Whether choosing to grow within a market or extending reach statewide, nationally or internationally, businesses must expand continually. The opposite choice — to remain motionless — is to be resigned to stagnation and demise.
The trouble with growth, be it opening a second store, entering a new market or crossing state lines, is the loss of the business culture that made the first store successful. Smaller businesses achieve this culture balance by placing a family member or owner in each new location. For the most part, only owners can have that vested interest in seeing that each selling opportunity is maximized, every invested dollar is stretched to the fullest, and every business crisis is resolved by making the customer right, even when they’re wrong.
Plus, it’s a fact that shoppers love to spend money when they are dealing directly with the owner.
If you weren’t lucky enough to be born into a family with eight or more siblings (or even cousins), you won’t be able to depend on having family members in each store. Therefore, it is up to you to develop the new owners of your satellite locations. Sure, you can train store managers, and they will manage your business. But owners become leaders, and they will lead your business to success.
Making the decision to create vested partners from your team is difficult; nobody likes to give up control of their business or assets. However, when planned right, creating a path to partial ownership gives you benefits that will grow your business and give it life far beyond your working years. Imagine having 10 people (or 100 people) on your team who could make decisions predicated on the long-term satisfaction of your customers and the wellbeing of your bank account.
Stated simply, owners understand that free stuff isn’t free; that every shopper is a paid-in-advance asset; that good news travels fast; and that bad news travels faster. Owners know how to wisely manage the exceptions to create profit.
Many of the people on your team act like owners already. On a recent store visit, a salesperson took a call from a shopper who had suffered an injury that prevented him from climbing the stairs to his second-floor bedroom. He needed a bed for downstairs, pronto!
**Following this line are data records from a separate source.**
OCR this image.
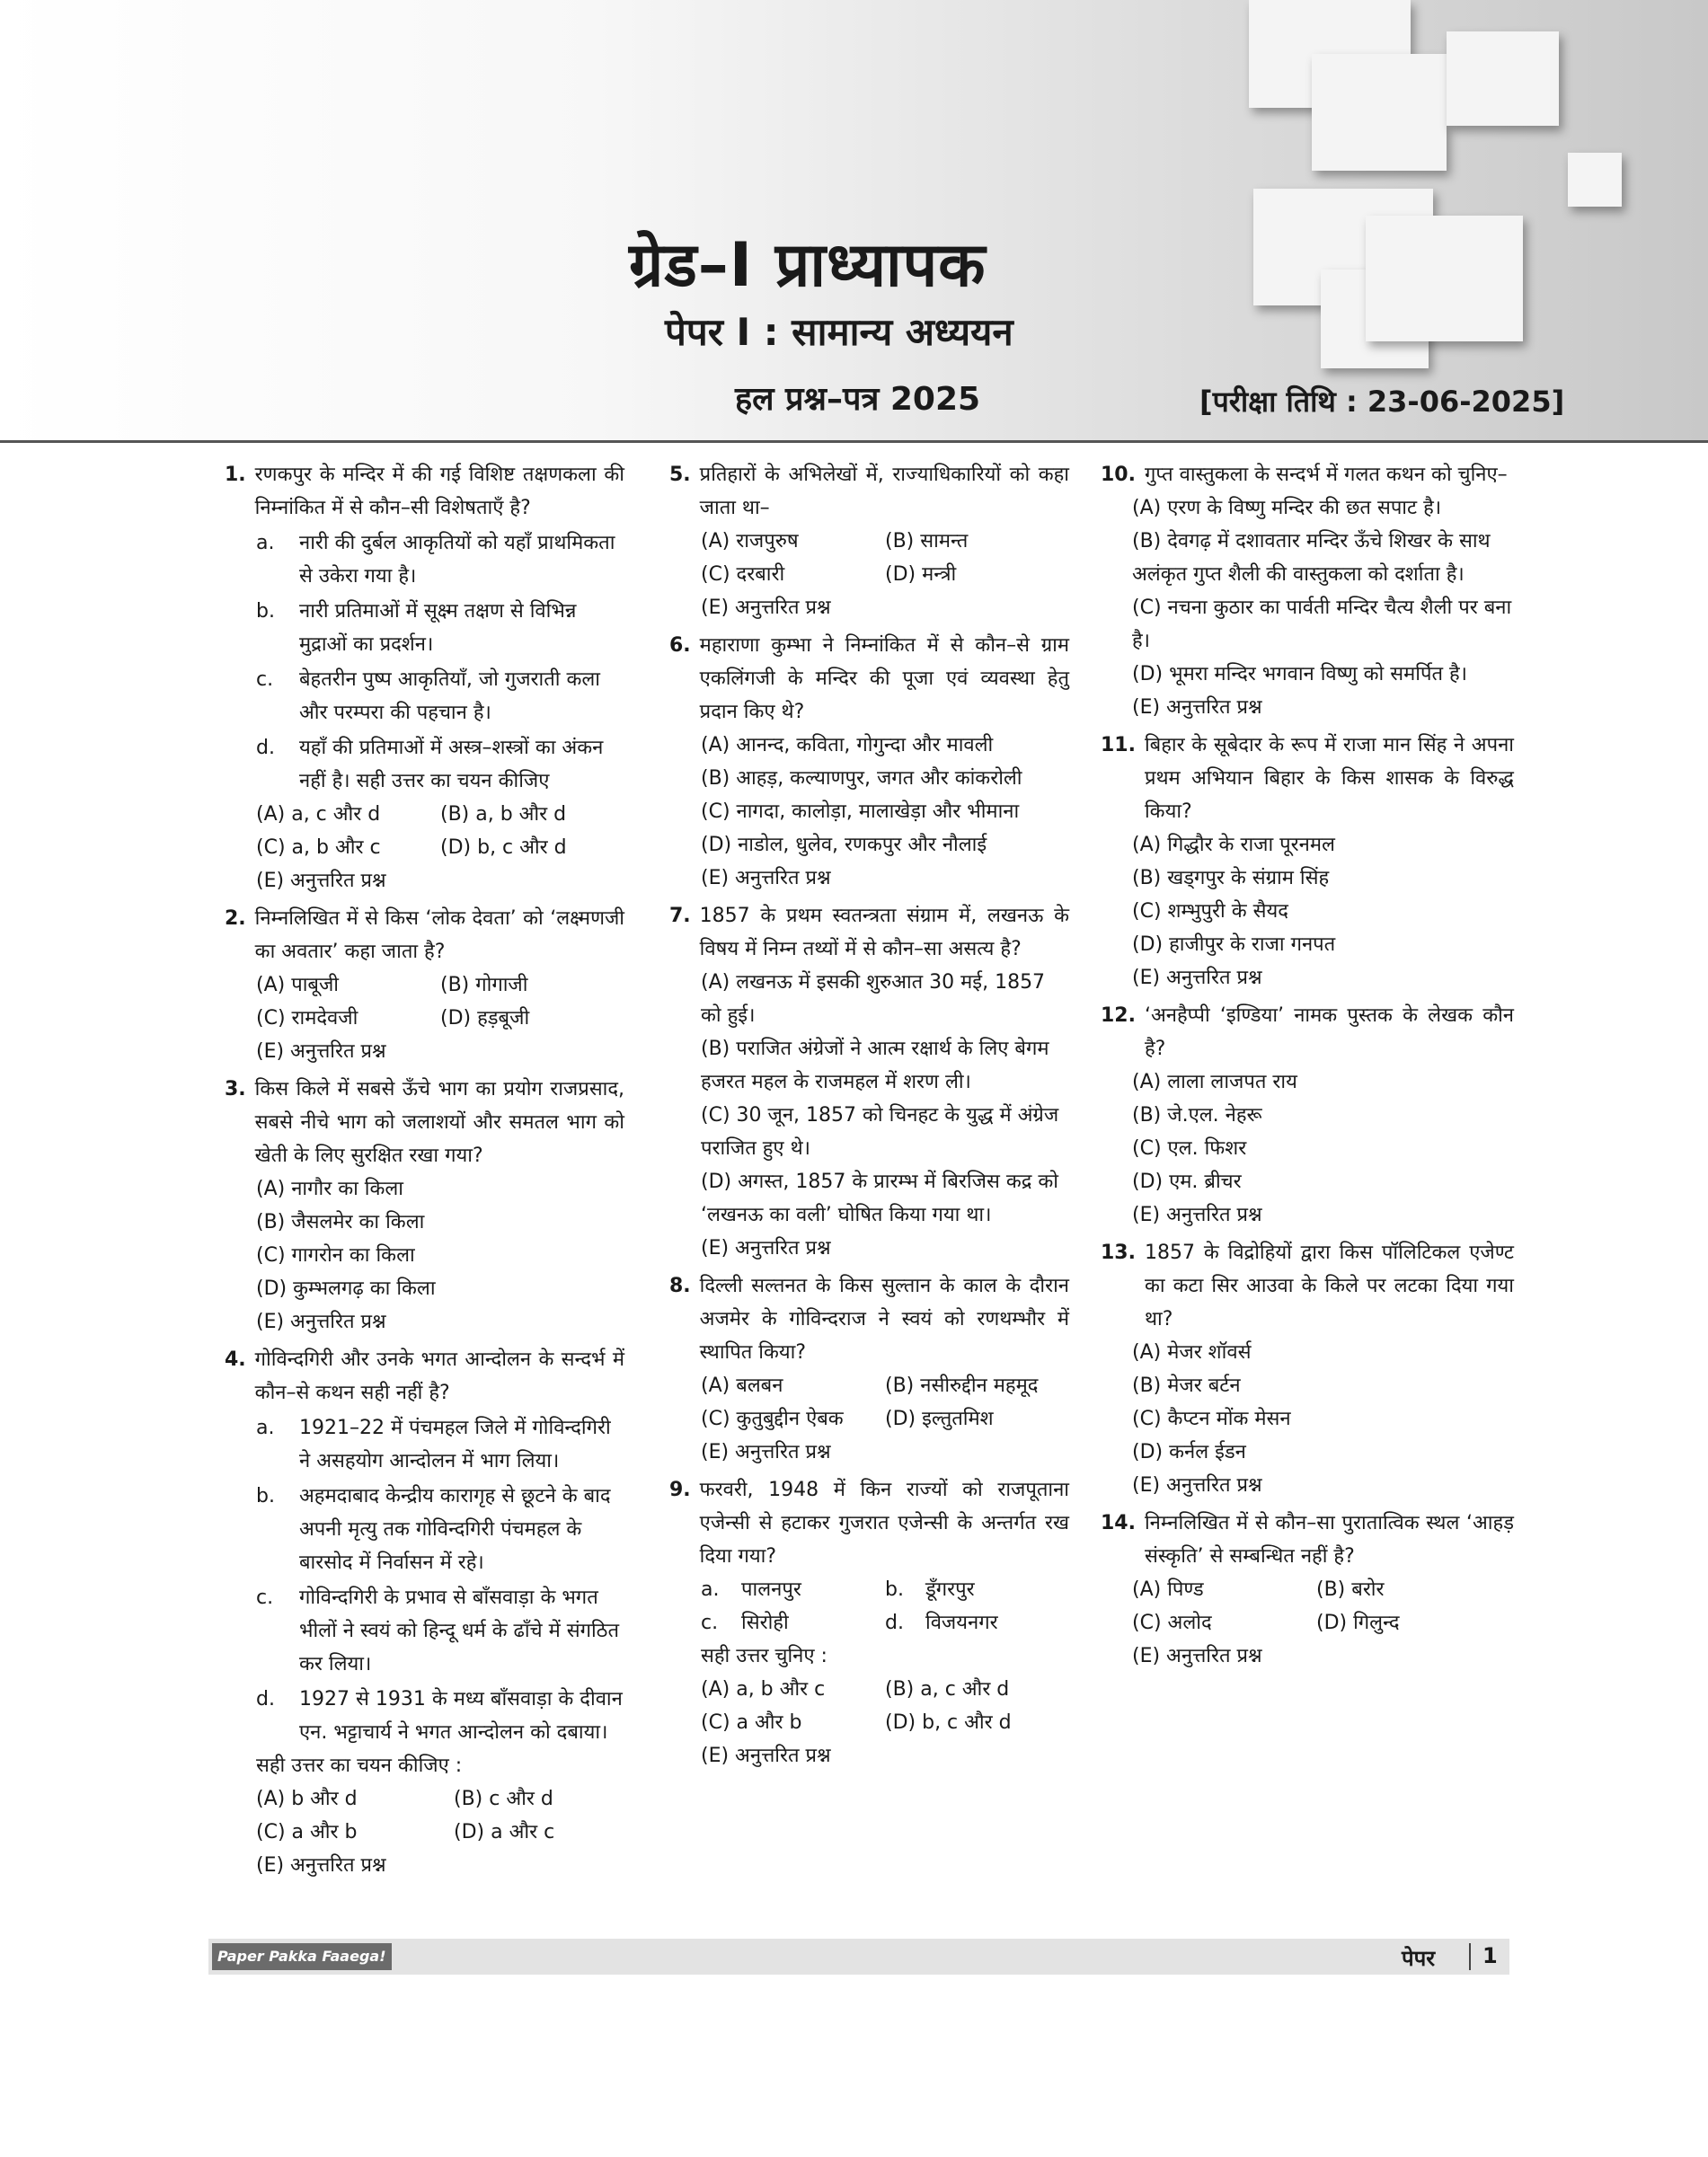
ग्रेड–I प्राध्यापक
पेपर I : सामान्य अध्ययन
हल प्रश्न–पत्र 2025	[परीक्षा तिथि : 23-06-2025]
1. रणकपुर के मन्दिर में की गई विशिष्ट तक्षणकला की निम्नांकित में से कौन–सी विशेषताएँ है?
a.	नारी की दुर्बल आकृतियों को यहाँ प्राथमिकता से उकेरा गया है।
b.	नारी प्रतिमाओं में सूक्ष्म तक्षण से विभिन्न मुद्राओं का प्रदर्शन।
c.	बेहतरीन पुष्प आकृतियाँ, जो गुजराती कला और परम्परा की पहचान है।
d.	यहाँ की प्रतिमाओं में अस्त्र–शस्त्रों का अंकन नहीं है। सही उत्तर का चयन कीजिए
(A) a, c और d	(B) a, b और d
(C) a, b और c	(D) b, c और d
(E) अनुत्तरित प्रश्न
2. निम्नलिखित में से किस ‘लोक देवता’ को ‘लक्ष्मणजी का अवतार’ कहा जाता है?
(A) पाबूजी	(B) गोगाजी
(C) रामदेवजी	(D) हड़बूजी
(E) अनुत्तरित प्रश्न
3. किस किले में सबसे ऊँचे भाग का प्रयोग राजप्रसाद, सबसे नीचे भाग को जलाशयों और समतल भाग को खेती के लिए सुरक्षित रखा गया?
(A) नागौर का किला
(B) जैसलमेर का किला
(C) गागरोन का किला
(D) कुम्भलगढ़ का किला
(E) अनुत्तरित प्रश्न
4. गोविन्दगिरी और उनके भगत आन्दोलन के सन्दर्भ में कौन–से कथन सही नहीं है?
a.	1921–22 में पंचमहल जिले में गोविन्दगिरी ने असहयोग आन्दोलन में भाग लिया।
b.	अहमदाबाद केन्द्रीय कारागृह से छूटने के बाद अपनी मृत्यु तक गोविन्दगिरी पंचमहल के बारसोद में निर्वासन में रहे।
c.	गोविन्दगिरी के प्रभाव से बाँसवाड़ा के भगत भीलों ने स्वयं को हिन्दू धर्म के ढाँचे में संगठित कर लिया।
d.	1927 से 1931 के मध्य बाँसवाड़ा के दीवान एन. भट्टाचार्य ने भगत आन्दोलन को दबाया।
सही उत्तर का चयन कीजिए :
(A) b और d	(B) c और d
(C) a और b	(D) a और c
(E) अनुत्तरित प्रश्न
5. प्रतिहारों के अभिलेखों में, राज्याधिकारियों को कहा जाता था–
(A) राजपुरुष	(B) सामन्त
(C) दरबारी	(D) मन्त्री
(E) अनुत्तरित प्रश्न
6. महाराणा कुम्भा ने निम्नांकित में से कौन–से ग्राम एकलिंगजी के मन्दिर की पूजा एवं व्यवस्था हेतु प्रदान किए थे?
(A) आनन्द, कविता, गोगुन्दा और मावली
(B) आहड़, कल्याणपुर, जगत और कांकरोली
(C) नागदा, कालोड़ा, मालाखेड़ा और भीमाना
(D) नाडोल, धुलेव, रणकपुर और नौलाई
(E) अनुत्तरित प्रश्न
7. 1857 के प्रथम स्वतन्त्रता संग्राम में, लखनऊ के विषय में निम्न तथ्यों में से कौन–सा असत्य है?
(A) लखनऊ में इसकी शुरुआत 30 मई, 1857 को हुई।
(B) पराजित अंग्रेजों ने आत्म रक्षार्थ के लिए बेगम हजरत महल के राजमहल में शरण ली।
(C) 30 जून, 1857 को चिनहट के युद्ध में अंग्रेज पराजित हुए थे।
(D) अगस्त, 1857 के प्रारम्भ में बिरजिस कद्र को ‘लखनऊ का वली’ घोषित किया गया था।
(E) अनुत्तरित प्रश्न
8. दिल्ली सल्तनत के किस सुल्तान के काल के दौरान अजमेर के गोविन्दराज ने स्वयं को रणथम्भौर में स्थापित किया?
(A) बलबन	(B) नसीरुद्दीन महमूद
(C) कुतुबुद्दीन ऐबक	(D) इल्तुतमिश
(E) अनुत्तरित प्रश्न
9. फरवरी, 1948 में किन राज्यों को राजपूताना एजेन्सी से हटाकर गुजरात एजेन्सी के अन्तर्गत रख दिया गया?
a.	पालनपुर	b.	डूँगरपुर
c.	सिरोही	d.	विजयनगर
सही उत्तर चुनिए :
(A) a, b और c	(B) a, c और d
(C) a और b	(D) b, c और d
(E) अनुत्तरित प्रश्न
10. गुप्त वास्तुकला के सन्दर्भ में गलत कथन को चुनिए–
(A) एरण के विष्णु मन्दिर की छत सपाट है।
(B) देवगढ़ में दशावतार मन्दिर ऊँचे शिखर के साथ अलंकृत गुप्त शैली की वास्तुकला को दर्शाता है।
(C) नचना कुठार का पार्वती मन्दिर चैत्य शैली पर बना है।
(D) भूमरा मन्दिर भगवान विष्णु को समर्पित है।
(E) अनुत्तरित प्रश्न
11. बिहार के सूबेदार के रूप में राजा मान सिंह ने अपना प्रथम अभियान बिहार के किस शासक के विरुद्ध किया?
(A) गिद्धौर के राजा पूरनमल
(B) खड्गपुर के संग्राम सिंह
(C) शम्भुपुरी के सैयद
(D) हाजीपुर के राजा गनपत
(E) अनुत्तरित प्रश्न
12. ‘अनहैप्पी ‘इण्डिया’ नामक पुस्तक के लेखक कौन है?
(A) लाला लाजपत राय
(B) जे.एल. नेहरू
(C) एल. फिशर
(D) एम. ब्रीचर
(E) अनुत्तरित प्रश्न
13. 1857 के विद्रोहियों द्वारा किस पॉलिटिकल एजेण्ट का कटा सिर आउवा के किले पर लटका दिया गया था?
(A) मेजर शॉवर्स
(B) मेजर बर्टन
(C) कैप्टन मोंक मेसन
(D) कर्नल ईडन
(E) अनुत्तरित प्रश्न
14. निम्नलिखित में से कौन–सा पुरातात्विक स्थल ‘आहड़ संस्कृति’ से सम्बन्धित नहीं है?
(A) पिण्ड	(B) बरोर
(C) अलोद	(D) गिलुन्द
(E) अनुत्तरित प्रश्न
Paper Pakka Faaega!	पेपर 1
This salesperson took the initiative (and risk) of packing the sleep set into his personal pick-up truck, closing the store for an hour on a Wednesday afternoon, and personally delivering the bed to the shopper … and a customer for life to his company. To paraphrase the customer’s reaction: “I wonder what the [big box] store would have done.”
Are there people on your team whose departure for another career would seriously affect the continuity of your business? These are the individuals that you trust with the store and the warehouse keys and to keep your trade secrets to themselves. Chances are they would be less likely to leave if they had a true ownership role. Whether you carve out a one-percent stake per person or a 10 percent to 15 percent share for all employees, you can reward and retain them with that minority position.
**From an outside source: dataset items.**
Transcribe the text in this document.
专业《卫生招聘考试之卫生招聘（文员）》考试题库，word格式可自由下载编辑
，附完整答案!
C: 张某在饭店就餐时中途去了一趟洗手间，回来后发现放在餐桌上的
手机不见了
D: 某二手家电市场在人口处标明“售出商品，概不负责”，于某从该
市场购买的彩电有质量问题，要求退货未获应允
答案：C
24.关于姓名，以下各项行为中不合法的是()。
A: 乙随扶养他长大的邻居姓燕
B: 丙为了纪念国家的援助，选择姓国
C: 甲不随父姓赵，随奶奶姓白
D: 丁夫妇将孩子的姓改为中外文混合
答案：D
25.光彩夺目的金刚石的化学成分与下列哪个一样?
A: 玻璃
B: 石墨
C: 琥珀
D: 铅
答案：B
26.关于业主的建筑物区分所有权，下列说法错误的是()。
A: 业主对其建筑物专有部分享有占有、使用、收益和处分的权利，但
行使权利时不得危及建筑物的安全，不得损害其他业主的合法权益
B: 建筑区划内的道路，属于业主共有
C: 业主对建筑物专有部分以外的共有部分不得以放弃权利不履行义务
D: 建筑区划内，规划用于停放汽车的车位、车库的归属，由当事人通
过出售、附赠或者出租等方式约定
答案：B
Creating owners also gives you a personal exit plan from your business. Many retailers face shutting their stores when no other family members have an interest in working the business. This can result in a loss of jobs for the team that kept the operation going, and another empty storefront on Main Street that you could have prevented. Developing tomorrow’s owners today can keep your business viable far into the future.
Make the decision to post the Under New Ownership sign in your business. Consult your financial adviser to create a scheme that works well for you. Be the leader of leaders and watch your business prosper.